Pandemic

Noch im April 2020, am Höhepunkt der Lockdowns, wird dieser etwas lose Band vom slowenischen Philosophen und Kulturwissenschafter Slavoj Žižek mit einem Titel veröffentlicht, der die Begriffe Pandemie und Panik in einem Kofferwort verschmelzen lässt.

Žižek ist bekennender Kommunist und seine Hauptthese ist, dass die große Lehre aus dieser Gesundheitskrise sein muss, dass sowohl im individuellen bzw. lokalen Bereich als auch global mehr Kooperation als neoliberale Konkurrenz gefordert sind. Dass kommunistische Tendenzen auch von Konservativen erkennbar seien, zeigt er anhand von Trumps Überlegung, ein Gesetz zur Produktionssteuerung medizinischen Materials zu unterzeichnen, bzw. anhand von Johnsons Überlegungen, die britischen Eisenbahnen zu verstaatlichen. Auch die Folgen des wirtschaftlichen Schadens, der größer werden könnte als während der Weltwirtschaftskrise ab 1930, können nur durch staatliche und gemeinschaftliche Interventionen gemeistert werden.

Im internationalen Bereich müsste die WHO als Koordinationsorganisation wirken, um Hilfen zu steuern. Egoistisches Verhalten von Staaten führe nur zu Konflikten und im Extremfall zu Krieg.

Dass seine Vorschläge eine Art "Kriegskommunismus" seien, gesteht er ein, hält sie jedoch für alternativlos. Gesellschaftliche und globale Probleme können nur gesellschaftlich und global in Kooperation gelöst werden und dürfen nicht Einzelnen aufgebürdet werden. So hält er zur Verhinderung des Umspringens von Viren von Tier auf Mensch es für unumgänglich, dass der Raubbau an der bisher unberührten Natur ein Ende finden muss.
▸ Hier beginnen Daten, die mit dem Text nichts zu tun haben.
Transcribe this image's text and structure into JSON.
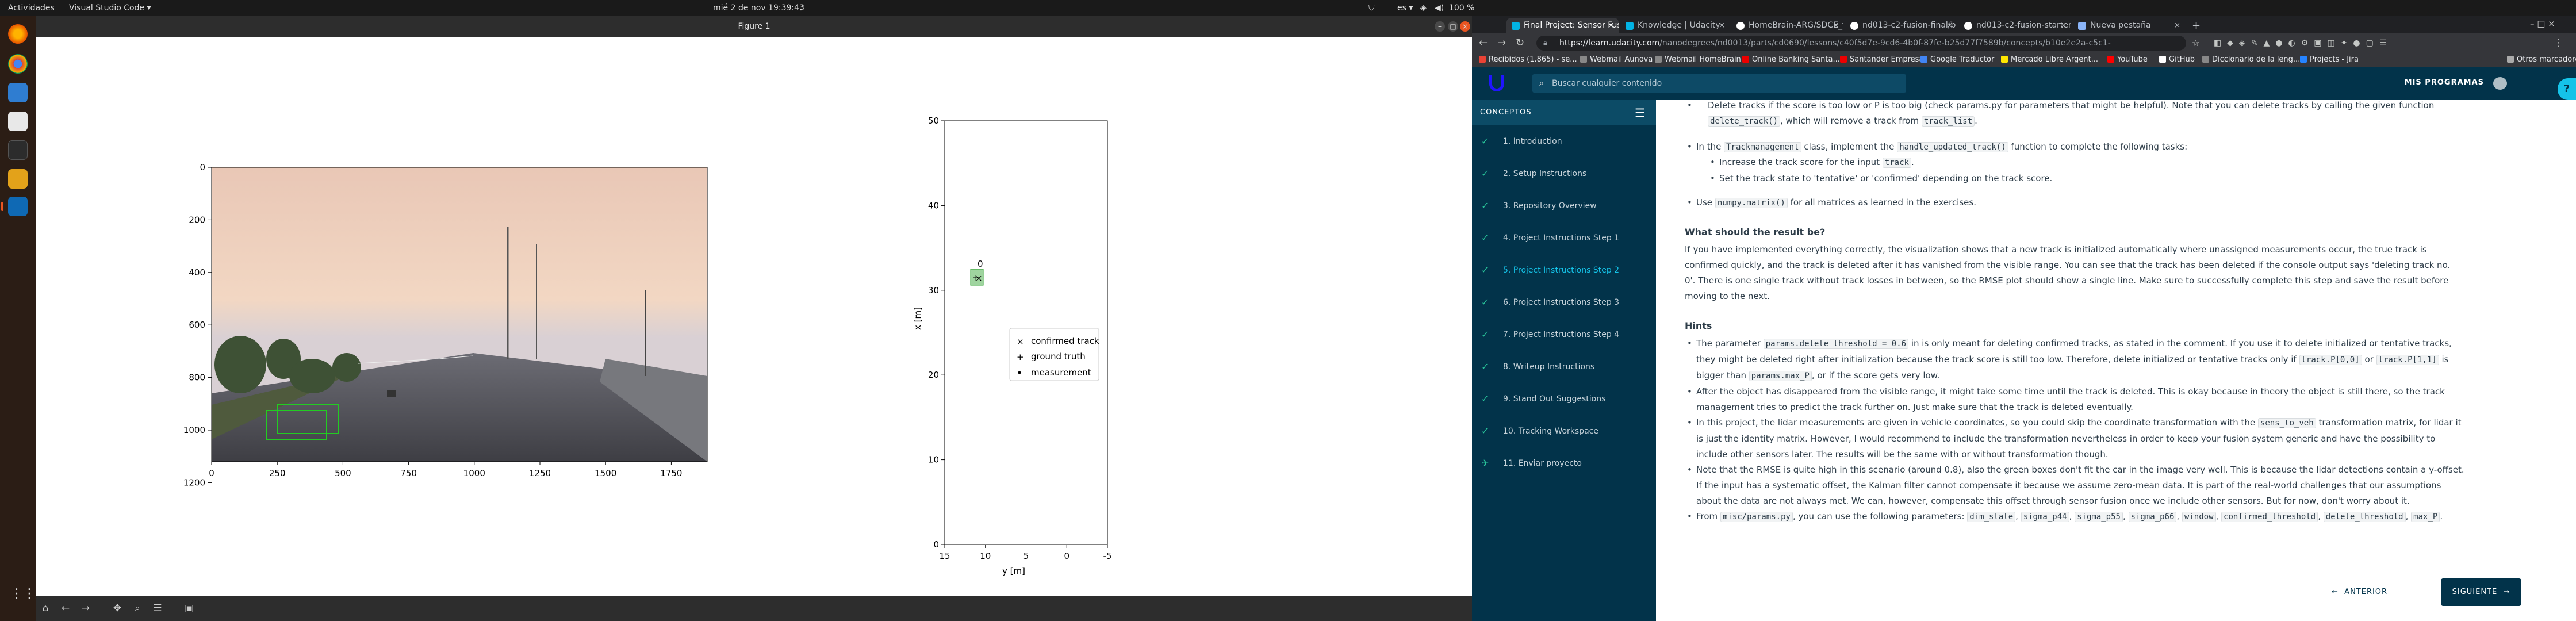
{
  "topbar": {
    "activities": "Actividades",
    "app": "Visual Studio Code ▾",
    "clock": "mié 2 de nov  19:39:43",
    "battery": "100 %",
    "lang": "es ▾"
  },
  "figure": {
    "title": "Figure 1",
    "left_plot": {
      "xticks": [
        "0",
        "250",
        "500",
        "750",
        "1000",
        "1250",
        "1500",
        "1750"
      ],
      "yticks": [
        "0",
        "200",
        "400",
        "600",
        "800",
        "1000",
        "1200"
      ]
    },
    "right_plot": {
      "xlabel": "y [m]",
      "ylabel": "x [m]",
      "xticks": [
        "15",
        "10",
        "5",
        "0",
        "-5"
      ],
      "yticks": [
        "50",
        "40",
        "30",
        "20",
        "10",
        "0"
      ],
      "track_id": "0",
      "legend": [
        "confirmed track",
        "ground truth",
        "measurement"
      ]
    }
  },
  "browser": {
    "tabs": [
      {
        "label": "Final Project: Sensor Fus",
        "color": "#02b3e4"
      },
      {
        "label": "Knowledge | Udacity",
        "color": "#02b3e4"
      },
      {
        "label": "HomeBrain-ARG/SDCE_f",
        "color": "#ffffff"
      },
      {
        "label": "nd013-c2-fusion-final/b",
        "color": "#ffffff"
      },
      {
        "label": "nd013-c2-fusion-starter-",
        "color": "#ffffff"
      },
      {
        "label": "Nueva pestaña",
        "color": "#8ab4f8"
      }
    ],
    "url_host": "https://learn.udacity.com",
    "url_path": "/nanodegrees/nd0013/parts/cd0690/lessons/c40f5d7e-9cd6-4b0f-87fe-b25d77f7589b/concepts/b10e2e2a-c5c1-",
    "bookmarks": [
      "Recibidos (1.865) - se...",
      "Webmail Aunova",
      "Webmail HomeBrain",
      "Online Banking Santa...",
      "Santander Empresas",
      "Google Traductor",
      "Mercado Libre Argent...",
      "YouTube",
      "GitHub",
      "Diccionario de la leng...",
      "Projects - Jira"
    ],
    "bookmarks_other": "Otros marcadores"
  },
  "udacity": {
    "search_placeholder": "Buscar cualquier contenido",
    "mis_programas": "MIS PROGRAMAS",
    "conceptos": "CONCEPTOS",
    "sidebar": [
      "1. Introduction",
      "2. Setup Instructions",
      "3. Repository Overview",
      "4. Project Instructions Step 1",
      "5. Project Instructions Step 2",
      "6. Project Instructions Step 3",
      "7. Project Instructions Step 4",
      "8. Writeup Instructions",
      "9. Stand Out Suggestions",
      "10. Tracking Workspace",
      "11. Enviar proyecto"
    ],
    "content": {
      "b1a": "Delete tracks if the score is too low or P is too big (check params.py for parameters that might be helpful). Note that you can delete tracks by calling the given function",
      "b1b": "delete_track()",
      "b1c": ", which will remove a track from",
      "b1d": "track_list",
      ".": ".",
      "b2a": "In the",
      "b2b": "Trackmanagement",
      "b2c": "class, implement the",
      "b2d": "handle_updated_track()",
      "b2e": "function to complete the following tasks:",
      "s1a": "Increase the track score for the input",
      "s1b": "track",
      "s2": "Set the track state to 'tentative' or 'confirmed' depending on the track score.",
      "b3a": "Use",
      "b3b": "numpy.matrix()",
      "b3c": "for all matrices as learned in the exercises.",
      "h1": "What should the result be?",
      "p1": "If you have implemented everything correctly, the visualization shows that a new track is initialized automatically where unassigned measurements occur, the true track is confirmed quickly, and the track is deleted after it has vanished from the visible range. You can see that the track has been deleted if the console output says 'deleting track no. 0'. There is one single track without track losses in between, so the RMSE plot should show a single line. Make sure to successfully complete this step and save the result before moving to the next.",
      "h2": "Hints",
      "h_a1": "The parameter",
      "h_a2": "params.delete_threshold = 0.6",
      "h_a3": "in is only meant for deleting confirmed tracks, as stated in the comment. If you use it to delete initialized or tentative tracks, they might be deleted right after initialization because the track score is still too low. Therefore, delete initialized or tentative tracks only if",
      "h_a4": "track.P[0,0]",
      "h_a5": "or",
      "h_a6": "track.P[1,1]",
      "h_a7": "is bigger than",
      "h_a8": "params.max_P",
      "h_a9": ", or if the score gets very low.",
      "h_b": "After the object has disappeared from the visible range, it might take some time until the track is deleted. This is okay because in theory the object is still there, so the track management tries to predict the track further on. Just make sure that the track is deleted eventually.",
      "h_c1": "In this project, the lidar measurements are given in vehicle coordinates, so you could skip the coordinate transformation with the",
      "h_c2": "sens_to_veh",
      "h_c3": "transformation matrix, for lidar it is just the identity matrix. However, I would recommend to include the transformation nevertheless in order to keep your fusion system generic and have the possibility to include other sensors later. The results will be the same with or without transformation though.",
      "h_d": "Note that the RMSE is quite high in this scenario (around 0.8), also the green boxes don't fit the car in the image very well. This is because the lidar detections contain a y-offset. If the input has a systematic offset, the Kalman filter cannot compensate it because we assume zero-mean data. It is part of the real-world challenges that our assumptions about the data are not always met. We can, however, compensate this offset through sensor fusion once we include other sensors. But for now, don't worry about it.",
      "h_e1": "From",
      "h_e2": "misc/params.py",
      "h_e3": ", you can use the following parameters:",
      "params": [
        "dim_state",
        "sigma_p44",
        "sigma_p55",
        "sigma_p66",
        "window",
        "confirmed_threshold",
        "delete_threshold",
        "max_P"
      ],
      "dot": "."
    },
    "btn_prev": "ANTERIOR",
    "btn_next": "SIGUIENTE"
  },
  "colors": {
    "udacity_navy": "#02334a",
    "accent": "#15c3e8",
    "check": "#29c69b",
    "ubuntu_orange": "#e95420",
    "track_green": "#2ca02c"
  }
}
Zur aktuellen Krise hält er es für wichtig, dass Vertrauen zwischen Wissenschaft und Bevölkerung hergestellt werden muss und die Politik darauf aufzubauen habe, wenn sie selbst nicht das Vertrauen verlieren möchte, da die Radikalität der derzeitigen Maßnahmen in Bezug auf Freiheitseinschränkungen, aber auch Überwachung nicht unterschätzt werden darf. Aufgrund der Notwendigkeit von Maßnahmen müssen Entscheidungen wie Maßnahmen transparent und kontrolliert umgesetzt werden. Eine Ablehnung der Maßnahmen bzw. eine Verharmlosung des Virus, wie in "Alt-Right" und "Fake Left" zu erkennen, hält er für falsch. Die Bedrohung sei real.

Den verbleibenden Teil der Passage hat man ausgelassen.